A website/application hosted in a datacenter is usually available for everyone around the world but the user experience may varies a lot depending on where the user is located.

The website was made of PHP and CSS (containing a form, a 15MB static video and two 700kB pictures) from an hypothetical record e-com. It was hosted in an Amazon datacenter under EC2 service in North Virginia, US. An online tool called Webpagetest was used to test a 3G connection from Sao Paulo (Brazil) to Virginia.
In order to overcome the latency drawback for distant locations, the solution could be using a CDN (Content Delivery Network) service. This way the content may be cached in a POP (Point Of Presence) closer to the user.
Amazon has a CDN service called Cloudfront that applies a virtual IP to do the “magic”.

topologia - aws - cdn

In a later moment, Webpagetest compared EC2 vs CDN requests both from Sao Paulo. The page load time is faster on CDN´s once the distance is shorter now.

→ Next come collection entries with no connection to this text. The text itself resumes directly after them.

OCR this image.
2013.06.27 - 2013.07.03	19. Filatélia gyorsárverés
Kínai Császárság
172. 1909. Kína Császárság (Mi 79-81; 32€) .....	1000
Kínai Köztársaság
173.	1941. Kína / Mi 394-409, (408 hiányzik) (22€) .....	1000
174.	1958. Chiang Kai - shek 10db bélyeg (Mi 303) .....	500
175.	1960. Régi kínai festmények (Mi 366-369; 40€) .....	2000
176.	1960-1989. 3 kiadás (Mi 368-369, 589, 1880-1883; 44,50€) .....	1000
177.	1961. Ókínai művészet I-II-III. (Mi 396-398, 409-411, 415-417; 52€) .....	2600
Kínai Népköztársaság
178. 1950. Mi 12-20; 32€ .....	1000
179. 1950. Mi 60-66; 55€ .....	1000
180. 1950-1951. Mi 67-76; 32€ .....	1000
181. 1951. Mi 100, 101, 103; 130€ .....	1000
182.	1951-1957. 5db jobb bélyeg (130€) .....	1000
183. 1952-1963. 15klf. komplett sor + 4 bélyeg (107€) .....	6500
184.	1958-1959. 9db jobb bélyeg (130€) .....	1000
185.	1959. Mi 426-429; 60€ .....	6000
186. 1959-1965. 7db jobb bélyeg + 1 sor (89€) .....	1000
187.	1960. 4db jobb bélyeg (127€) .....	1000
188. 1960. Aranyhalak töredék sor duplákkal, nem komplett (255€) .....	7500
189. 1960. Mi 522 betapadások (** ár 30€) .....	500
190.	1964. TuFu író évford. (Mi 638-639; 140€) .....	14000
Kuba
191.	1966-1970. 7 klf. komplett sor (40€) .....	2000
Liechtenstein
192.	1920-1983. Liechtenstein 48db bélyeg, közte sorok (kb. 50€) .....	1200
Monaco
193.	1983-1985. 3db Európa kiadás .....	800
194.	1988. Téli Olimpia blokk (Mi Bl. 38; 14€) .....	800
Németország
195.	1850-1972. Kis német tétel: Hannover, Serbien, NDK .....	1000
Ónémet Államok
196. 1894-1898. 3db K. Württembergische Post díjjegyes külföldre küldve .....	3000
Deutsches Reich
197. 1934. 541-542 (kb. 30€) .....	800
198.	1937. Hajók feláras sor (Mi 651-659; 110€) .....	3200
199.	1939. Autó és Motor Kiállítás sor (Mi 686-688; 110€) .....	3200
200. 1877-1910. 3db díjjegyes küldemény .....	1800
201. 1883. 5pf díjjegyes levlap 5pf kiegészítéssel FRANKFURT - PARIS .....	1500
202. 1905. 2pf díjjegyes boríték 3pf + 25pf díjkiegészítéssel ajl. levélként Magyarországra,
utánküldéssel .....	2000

At last the page load from both EC2 and CDN was put together side by side for a visual comparison. In EC2 case the video download was made through a 206 HTTP method that suggests the file was stripped into chunks resulting in different requests for the same data. In CDN case the server also utilizes 304 HTTP method taking advantage of cache. Furthermore CDN sent more bytes (2.3MB) during the page load. EC2 sent just 824kB.